In compenso, ha ammesso Obama, la situazione rimane «molto grave» in altre parti dell’Iraq e, con il contributo di altri partner internazionali, gli Stati Uniti continueranno a sostenere gli sforzi degli iracheni con raid, forniture militari e aiuti umanitari. L’obiettivo del presidente è duplice: da un lato contrastare l’avanzata dell’Is che rischia di cambiare gli assetti geopolitici nel Medio Oriente; dall’altro non impelagarsi in quella che il Wall Street Journal chiama già la «terza guerra irachena».

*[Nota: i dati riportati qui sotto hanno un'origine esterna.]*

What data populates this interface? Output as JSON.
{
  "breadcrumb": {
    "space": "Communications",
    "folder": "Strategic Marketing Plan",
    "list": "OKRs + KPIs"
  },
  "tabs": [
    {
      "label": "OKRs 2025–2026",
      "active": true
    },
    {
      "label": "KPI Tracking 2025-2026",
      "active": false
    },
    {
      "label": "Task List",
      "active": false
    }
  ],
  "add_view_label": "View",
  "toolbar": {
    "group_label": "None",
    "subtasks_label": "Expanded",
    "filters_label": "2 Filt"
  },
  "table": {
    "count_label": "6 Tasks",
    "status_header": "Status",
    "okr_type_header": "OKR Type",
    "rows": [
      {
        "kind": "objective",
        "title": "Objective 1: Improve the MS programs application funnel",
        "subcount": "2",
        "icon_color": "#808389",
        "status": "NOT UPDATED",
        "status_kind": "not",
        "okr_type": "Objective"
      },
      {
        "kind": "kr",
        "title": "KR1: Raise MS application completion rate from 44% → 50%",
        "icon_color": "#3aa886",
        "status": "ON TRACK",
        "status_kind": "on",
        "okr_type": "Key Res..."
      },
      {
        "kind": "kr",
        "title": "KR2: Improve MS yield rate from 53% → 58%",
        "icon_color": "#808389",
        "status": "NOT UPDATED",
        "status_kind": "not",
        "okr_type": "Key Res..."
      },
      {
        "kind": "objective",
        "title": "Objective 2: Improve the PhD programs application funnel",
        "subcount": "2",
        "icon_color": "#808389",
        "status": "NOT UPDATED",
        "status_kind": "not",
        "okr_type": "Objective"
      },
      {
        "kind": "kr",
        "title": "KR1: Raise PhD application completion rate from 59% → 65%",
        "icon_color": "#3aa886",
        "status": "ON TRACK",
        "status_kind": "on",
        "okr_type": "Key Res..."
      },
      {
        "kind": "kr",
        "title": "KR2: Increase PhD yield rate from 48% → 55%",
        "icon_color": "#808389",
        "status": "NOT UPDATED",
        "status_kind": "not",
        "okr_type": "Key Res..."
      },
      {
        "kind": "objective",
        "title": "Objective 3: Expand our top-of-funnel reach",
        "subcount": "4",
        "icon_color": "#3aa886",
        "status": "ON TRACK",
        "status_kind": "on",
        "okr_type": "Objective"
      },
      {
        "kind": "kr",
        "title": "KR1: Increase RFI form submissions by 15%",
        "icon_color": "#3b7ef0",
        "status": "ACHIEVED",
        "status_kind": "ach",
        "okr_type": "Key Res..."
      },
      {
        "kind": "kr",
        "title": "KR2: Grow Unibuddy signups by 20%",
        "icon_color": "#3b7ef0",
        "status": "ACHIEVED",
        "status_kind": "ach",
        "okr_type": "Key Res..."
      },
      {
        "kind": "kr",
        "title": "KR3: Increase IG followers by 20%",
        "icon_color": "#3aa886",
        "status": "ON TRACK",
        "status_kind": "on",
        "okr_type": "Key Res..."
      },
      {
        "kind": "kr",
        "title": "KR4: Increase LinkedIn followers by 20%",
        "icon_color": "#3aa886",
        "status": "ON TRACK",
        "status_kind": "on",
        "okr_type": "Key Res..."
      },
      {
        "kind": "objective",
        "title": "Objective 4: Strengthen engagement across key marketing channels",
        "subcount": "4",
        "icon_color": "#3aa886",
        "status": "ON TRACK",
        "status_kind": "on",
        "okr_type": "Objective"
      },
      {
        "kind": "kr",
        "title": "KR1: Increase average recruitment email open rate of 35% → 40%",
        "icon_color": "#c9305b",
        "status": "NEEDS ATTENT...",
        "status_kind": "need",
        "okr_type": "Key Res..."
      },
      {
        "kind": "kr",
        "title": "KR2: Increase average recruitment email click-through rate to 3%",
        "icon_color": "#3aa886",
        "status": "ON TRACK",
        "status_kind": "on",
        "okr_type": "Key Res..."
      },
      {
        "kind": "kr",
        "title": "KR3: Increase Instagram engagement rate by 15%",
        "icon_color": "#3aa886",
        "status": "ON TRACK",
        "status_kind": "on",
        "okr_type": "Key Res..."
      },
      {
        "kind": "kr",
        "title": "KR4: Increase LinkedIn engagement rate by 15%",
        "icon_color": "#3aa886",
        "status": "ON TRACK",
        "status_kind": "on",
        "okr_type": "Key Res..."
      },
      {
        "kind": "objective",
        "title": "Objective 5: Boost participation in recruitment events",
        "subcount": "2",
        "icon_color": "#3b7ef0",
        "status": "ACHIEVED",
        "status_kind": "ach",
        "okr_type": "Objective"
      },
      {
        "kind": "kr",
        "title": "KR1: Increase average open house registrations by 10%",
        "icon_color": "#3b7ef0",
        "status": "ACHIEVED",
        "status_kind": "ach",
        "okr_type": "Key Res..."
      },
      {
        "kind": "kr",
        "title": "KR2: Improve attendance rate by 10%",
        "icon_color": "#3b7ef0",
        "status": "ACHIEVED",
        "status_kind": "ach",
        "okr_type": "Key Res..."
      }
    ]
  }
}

Le cifre fornite dall’Onu confermano l’aggravarsi della situazione umanitaria: secondo l’alto commissariato per i rifugiati, 400mila iracheni sono stati costretti a lasciare le loro abitazioni dopo lo sconfinamento dalla Siria dei miliziani dell’Is. I quali continuano ad ammassare truppe vicino a Qara Tappa, avanzano a ovest di Kirkuk, cercano di aprire un nuovo fronte contro i peshmerga curdi e puntano sulla capitale. Proprio ieri Ahmed Khalaf al Dulaimi, governatore moderato della provincia sunnita di Anbon, la stessa di Falluja, teatro a suo tempo della battaglia più sanguinosa delle forze americane, ha chiesto e ottenuto l’aiuto del Pentagono per contrastare l’avanzata degli jihadisti.
L’Italia si muove intanto soprattutto sul piano diplomatico e umanitario. Domani, come hanno annunciato il ministro degli Esteri Federica Mogherini e la sua collega alla Difesa Roberta Pinotti, partirà il ponte-aereo per
soccorrere le comunità cristiane e yazide. Sono previsti sei voli con un C130J per trasportare nel Nord dell’Iraq 36mila litri di acqua, 14 tonnellate di biscotti, 200 tende da campo e 400 sacchi a pelo, che ora si trovano nel deposito italiano nella base a Dubai del Pam, il Programma alimentare mondiale dell’Onu. «L’auspicio — hanno anche detto i due ministri Mogherini e Pinotti — è che dal consiglio Affari esteri di venerdì a Bruxelles esca la decisione di un’azione forte, condivisa e congiunta di tutta l’Unione europea».